Baroness Miller of Hendon moved Amendment No. 13:

Page 7, line 28, at end insert--
("( ) After subsection (9) there is inserted--
"(10) In this section, references to "premises", "building" or "house" shall be taken as also being references to--
(a) any private dwellinghouse forming the whole or any part of any premises, building or house, and
(b) any premises, building or house excluding any private dwellinghouse forming part of such premises, building or house."").

The noble Baroness said: My Lords, in moving Amendment No. 13, I shall speak also to Amendments Nos. 15 and 16. All three amendments revolve around the same point, which has not been clarified in the Bill, even though it is essential that it should be.

The amendments relate to mixed premises; that is, premises which are used both for commercial purposes and as a residence. At Committee stage I gave as a possible example public houses where the manager lived in; the common situation of a shop or restaurant with a flat above; even possibly the caretaker's flat in commercial premises.

Amendment No. 13 to Clause 10 has the effect of ensuring that a metered supply can be installed in the business premises even if the residential part is not metered. It also means that once the business premises are separately metered, the residential part of the premises are protected from disconnection. That protection is something that I would not have thought the Government would want obstructed in any way or for any reason. It will ensure that if for some reason the supply of water to the commercial premises has to be disconnected, the residential premises could not be used as a shield protecting the defaulting business premises from disconnection.

Amendments Nos. 15 and 16 deal with different aspects of the same situation where mixed-use premises are involved. Amendment No. 15 ensures that where there are mixed premises, the supply company can insist on separate supply pipes to the commercial and the residential parts of the building. Amendment No. 16 follows from that and reinforces what I said about Amendment No. 13 to Clause 10. It makes it clear that the ban on disconnections of residential premises, which we all support, does not extend to mixed-use premises where the water supply is used by the business; for example, a public house where the water supply is almost totally used by the business. But, on the contrary, where premises are treated as one unit--a shop with a flat over it--then the flat itself cannot be cut off when the shop uses no water at all.
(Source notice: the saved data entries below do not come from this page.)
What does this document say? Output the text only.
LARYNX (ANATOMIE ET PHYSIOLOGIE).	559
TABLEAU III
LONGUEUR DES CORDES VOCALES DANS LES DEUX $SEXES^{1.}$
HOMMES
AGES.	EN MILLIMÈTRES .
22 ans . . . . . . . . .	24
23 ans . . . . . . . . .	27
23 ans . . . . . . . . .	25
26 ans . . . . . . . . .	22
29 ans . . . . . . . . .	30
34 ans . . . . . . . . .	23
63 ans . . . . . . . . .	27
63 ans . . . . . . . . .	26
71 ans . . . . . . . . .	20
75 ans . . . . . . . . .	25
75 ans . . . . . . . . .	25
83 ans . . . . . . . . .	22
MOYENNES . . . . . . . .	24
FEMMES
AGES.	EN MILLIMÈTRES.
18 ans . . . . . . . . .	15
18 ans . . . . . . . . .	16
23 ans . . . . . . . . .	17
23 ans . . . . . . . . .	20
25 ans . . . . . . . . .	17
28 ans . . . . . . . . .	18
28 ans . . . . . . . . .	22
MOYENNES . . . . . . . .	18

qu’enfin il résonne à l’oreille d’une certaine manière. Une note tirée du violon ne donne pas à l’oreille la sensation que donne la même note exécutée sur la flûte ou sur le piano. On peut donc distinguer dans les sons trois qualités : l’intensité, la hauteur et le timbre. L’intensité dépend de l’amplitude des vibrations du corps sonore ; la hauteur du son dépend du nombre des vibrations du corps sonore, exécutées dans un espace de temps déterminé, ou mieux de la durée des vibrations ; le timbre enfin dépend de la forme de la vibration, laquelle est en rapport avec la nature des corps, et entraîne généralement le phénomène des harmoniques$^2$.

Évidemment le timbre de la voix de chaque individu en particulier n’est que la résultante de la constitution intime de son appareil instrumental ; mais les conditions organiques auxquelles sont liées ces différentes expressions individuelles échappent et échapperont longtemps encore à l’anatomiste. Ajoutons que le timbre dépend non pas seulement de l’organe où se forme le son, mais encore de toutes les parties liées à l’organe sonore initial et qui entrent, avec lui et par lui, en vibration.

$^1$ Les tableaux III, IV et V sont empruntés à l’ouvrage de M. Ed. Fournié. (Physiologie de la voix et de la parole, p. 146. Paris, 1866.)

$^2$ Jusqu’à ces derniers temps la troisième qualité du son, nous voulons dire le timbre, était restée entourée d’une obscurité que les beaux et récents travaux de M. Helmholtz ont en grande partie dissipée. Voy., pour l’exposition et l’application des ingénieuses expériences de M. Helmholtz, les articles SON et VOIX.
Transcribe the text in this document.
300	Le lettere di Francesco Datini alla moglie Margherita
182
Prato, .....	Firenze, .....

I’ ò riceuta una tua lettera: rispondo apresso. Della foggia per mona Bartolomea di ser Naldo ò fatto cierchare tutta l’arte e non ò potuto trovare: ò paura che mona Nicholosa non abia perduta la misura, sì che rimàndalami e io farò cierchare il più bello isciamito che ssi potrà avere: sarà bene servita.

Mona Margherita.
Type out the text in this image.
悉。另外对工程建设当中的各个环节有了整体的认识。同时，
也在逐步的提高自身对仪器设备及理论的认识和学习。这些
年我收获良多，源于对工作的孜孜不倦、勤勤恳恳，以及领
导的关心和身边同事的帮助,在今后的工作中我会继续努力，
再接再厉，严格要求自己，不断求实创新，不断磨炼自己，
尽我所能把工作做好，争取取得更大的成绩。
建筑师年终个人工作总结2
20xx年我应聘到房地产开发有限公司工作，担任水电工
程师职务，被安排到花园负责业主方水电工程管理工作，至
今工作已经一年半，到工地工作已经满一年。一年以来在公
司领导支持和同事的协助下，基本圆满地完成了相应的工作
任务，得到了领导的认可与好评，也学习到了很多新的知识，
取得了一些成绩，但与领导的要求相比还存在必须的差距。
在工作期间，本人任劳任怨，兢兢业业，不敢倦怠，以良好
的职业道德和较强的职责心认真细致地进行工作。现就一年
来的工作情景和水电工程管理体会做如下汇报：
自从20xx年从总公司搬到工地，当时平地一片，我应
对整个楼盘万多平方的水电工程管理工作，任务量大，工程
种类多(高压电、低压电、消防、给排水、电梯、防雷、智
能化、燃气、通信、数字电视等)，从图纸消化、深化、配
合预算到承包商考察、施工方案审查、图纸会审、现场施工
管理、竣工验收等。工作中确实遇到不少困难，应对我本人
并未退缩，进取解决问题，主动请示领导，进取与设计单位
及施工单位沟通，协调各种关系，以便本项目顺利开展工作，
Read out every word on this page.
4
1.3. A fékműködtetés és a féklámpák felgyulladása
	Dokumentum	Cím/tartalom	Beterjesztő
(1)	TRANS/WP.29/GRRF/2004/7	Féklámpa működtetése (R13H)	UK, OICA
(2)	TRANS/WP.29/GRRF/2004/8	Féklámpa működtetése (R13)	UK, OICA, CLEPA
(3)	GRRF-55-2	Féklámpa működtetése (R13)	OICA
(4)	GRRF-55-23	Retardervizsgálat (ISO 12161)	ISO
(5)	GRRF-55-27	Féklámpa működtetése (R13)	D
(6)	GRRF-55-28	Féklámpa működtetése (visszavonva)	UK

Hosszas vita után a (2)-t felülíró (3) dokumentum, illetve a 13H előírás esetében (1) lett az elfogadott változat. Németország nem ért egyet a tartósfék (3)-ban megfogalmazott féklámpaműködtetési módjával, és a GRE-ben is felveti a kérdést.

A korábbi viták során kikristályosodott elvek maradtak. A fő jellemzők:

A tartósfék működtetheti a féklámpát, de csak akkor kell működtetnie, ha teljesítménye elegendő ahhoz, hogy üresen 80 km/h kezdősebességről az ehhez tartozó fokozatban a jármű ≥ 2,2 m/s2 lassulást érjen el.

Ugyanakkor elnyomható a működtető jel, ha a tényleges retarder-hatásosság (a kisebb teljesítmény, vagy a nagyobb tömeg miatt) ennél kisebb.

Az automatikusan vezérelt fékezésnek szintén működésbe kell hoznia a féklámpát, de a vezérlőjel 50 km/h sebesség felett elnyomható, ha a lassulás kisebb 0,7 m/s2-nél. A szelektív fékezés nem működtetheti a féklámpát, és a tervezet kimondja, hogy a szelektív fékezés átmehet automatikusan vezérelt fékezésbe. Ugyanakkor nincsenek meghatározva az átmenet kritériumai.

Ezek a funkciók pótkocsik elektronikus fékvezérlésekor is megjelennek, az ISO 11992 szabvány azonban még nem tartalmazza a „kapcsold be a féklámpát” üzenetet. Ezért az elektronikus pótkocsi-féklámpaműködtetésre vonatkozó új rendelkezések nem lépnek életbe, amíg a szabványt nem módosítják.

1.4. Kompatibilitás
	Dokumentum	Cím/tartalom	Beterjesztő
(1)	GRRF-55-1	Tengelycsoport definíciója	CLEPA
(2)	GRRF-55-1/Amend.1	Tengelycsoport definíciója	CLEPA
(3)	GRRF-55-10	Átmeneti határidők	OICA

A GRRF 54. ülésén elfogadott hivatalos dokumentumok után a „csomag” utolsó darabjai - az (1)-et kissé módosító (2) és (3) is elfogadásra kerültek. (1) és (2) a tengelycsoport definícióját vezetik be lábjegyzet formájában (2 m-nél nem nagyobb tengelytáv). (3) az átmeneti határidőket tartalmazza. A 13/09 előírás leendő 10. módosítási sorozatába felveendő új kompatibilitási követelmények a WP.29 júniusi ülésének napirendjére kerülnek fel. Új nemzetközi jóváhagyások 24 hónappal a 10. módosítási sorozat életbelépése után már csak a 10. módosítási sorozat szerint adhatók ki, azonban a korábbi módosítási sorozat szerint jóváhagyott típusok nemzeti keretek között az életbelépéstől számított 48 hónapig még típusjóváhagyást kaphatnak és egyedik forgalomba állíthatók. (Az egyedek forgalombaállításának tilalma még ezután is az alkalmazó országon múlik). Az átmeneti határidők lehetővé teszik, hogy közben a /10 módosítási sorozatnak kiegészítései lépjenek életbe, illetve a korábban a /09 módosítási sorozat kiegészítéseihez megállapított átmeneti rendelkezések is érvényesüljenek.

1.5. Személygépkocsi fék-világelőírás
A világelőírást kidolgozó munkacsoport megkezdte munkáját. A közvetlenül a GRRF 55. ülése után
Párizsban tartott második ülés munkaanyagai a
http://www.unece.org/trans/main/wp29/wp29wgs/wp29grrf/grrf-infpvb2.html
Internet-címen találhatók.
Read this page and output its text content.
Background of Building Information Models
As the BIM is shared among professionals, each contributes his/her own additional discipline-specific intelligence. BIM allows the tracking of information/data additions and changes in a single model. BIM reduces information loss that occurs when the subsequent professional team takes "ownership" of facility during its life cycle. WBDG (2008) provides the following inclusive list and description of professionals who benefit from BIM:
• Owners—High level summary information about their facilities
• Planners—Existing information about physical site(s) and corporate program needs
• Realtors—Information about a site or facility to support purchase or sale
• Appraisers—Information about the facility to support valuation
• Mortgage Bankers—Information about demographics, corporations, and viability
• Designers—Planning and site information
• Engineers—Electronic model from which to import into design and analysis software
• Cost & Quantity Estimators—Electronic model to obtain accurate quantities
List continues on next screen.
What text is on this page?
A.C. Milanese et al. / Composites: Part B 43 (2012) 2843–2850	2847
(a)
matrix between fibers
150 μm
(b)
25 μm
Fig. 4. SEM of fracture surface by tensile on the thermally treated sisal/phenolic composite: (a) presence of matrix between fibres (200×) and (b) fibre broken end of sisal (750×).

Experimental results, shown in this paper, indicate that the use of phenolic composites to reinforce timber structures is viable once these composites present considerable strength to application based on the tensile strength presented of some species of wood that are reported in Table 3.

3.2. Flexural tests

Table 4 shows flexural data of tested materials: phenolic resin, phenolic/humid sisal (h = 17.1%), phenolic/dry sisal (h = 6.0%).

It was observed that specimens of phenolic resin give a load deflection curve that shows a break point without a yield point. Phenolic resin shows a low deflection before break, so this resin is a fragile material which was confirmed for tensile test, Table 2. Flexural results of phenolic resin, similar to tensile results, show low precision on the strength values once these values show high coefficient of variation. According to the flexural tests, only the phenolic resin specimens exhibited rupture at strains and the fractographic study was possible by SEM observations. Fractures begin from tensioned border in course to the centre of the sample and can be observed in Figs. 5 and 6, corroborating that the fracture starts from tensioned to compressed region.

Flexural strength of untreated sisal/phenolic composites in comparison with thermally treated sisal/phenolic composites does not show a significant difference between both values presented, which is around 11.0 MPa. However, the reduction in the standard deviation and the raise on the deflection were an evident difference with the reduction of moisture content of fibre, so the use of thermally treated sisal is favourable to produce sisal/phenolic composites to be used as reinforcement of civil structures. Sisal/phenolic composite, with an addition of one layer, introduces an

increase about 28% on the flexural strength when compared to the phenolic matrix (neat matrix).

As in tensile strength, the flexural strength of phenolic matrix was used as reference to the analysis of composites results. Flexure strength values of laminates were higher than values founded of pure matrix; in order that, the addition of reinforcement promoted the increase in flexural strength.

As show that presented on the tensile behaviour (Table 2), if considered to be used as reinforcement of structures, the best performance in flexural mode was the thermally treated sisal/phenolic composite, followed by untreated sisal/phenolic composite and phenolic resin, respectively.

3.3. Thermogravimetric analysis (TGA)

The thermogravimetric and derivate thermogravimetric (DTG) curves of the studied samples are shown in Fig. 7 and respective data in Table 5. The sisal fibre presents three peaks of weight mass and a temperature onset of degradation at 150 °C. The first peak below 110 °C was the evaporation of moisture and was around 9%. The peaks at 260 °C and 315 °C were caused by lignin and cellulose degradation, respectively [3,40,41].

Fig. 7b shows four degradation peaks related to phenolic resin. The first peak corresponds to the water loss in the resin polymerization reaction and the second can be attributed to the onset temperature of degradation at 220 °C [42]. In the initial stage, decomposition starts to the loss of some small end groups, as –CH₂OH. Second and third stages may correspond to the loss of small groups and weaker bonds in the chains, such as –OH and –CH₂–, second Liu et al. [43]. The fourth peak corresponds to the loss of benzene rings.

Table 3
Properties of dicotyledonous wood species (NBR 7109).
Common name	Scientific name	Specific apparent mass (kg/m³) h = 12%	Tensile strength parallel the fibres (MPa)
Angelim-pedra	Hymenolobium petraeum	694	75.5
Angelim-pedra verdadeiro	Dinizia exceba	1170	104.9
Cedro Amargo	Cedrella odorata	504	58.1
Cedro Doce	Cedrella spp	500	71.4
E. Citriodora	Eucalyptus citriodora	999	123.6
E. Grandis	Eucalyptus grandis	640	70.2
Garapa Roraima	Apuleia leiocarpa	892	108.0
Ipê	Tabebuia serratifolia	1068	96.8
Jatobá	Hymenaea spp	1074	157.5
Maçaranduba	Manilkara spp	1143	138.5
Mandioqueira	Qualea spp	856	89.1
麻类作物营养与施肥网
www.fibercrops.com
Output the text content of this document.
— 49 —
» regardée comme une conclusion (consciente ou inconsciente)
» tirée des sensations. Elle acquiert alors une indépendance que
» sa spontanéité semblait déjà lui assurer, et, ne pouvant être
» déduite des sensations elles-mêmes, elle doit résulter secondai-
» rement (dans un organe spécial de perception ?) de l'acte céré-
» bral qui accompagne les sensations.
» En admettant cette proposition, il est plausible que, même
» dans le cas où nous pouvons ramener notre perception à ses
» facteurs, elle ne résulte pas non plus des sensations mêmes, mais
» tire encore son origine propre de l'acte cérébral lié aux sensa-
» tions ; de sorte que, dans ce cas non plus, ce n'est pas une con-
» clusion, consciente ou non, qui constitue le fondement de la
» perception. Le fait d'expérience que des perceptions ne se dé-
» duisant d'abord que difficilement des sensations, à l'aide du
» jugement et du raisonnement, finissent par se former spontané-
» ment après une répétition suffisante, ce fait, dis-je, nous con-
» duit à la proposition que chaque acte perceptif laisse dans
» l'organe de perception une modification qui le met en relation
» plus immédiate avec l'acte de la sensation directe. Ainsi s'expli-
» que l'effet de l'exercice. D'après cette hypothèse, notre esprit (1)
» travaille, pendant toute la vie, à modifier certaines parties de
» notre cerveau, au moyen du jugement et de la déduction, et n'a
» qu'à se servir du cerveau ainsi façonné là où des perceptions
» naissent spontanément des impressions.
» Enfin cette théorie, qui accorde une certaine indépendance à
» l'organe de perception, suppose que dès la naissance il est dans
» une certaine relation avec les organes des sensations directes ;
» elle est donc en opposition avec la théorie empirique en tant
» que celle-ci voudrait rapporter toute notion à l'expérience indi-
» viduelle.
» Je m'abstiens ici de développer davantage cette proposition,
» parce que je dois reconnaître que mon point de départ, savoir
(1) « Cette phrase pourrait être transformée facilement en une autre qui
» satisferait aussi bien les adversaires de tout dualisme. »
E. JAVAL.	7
In responding to the amendments at Committee stage, the noble Baroness, Lady Farrington of Ribbleton, argued against extending the powers of the water companies to enter peoples' houses in order to separate supply pipes. The noble Baroness also suggested that suppliers might even charge the householder for doing

8 Jun 1999 : Column 1399

so. That latter is something that can be covered by the intended regulations. Lastly, she said that the work might be something,

    "that the customer neither wants, nor needs doing".--[Official Report, 22/5/99; col. 1283.]

These amendments aim to strengthen the rights of the householder and to protect him against getting mixed up in the financial problems of the business. True, they also strengthen the hand of the water supply company by removing an obstruction to its ability to recover their debts. We have the Late Payment of Commercial Debts (Interest) Act, so I am sure that the Government agree with this.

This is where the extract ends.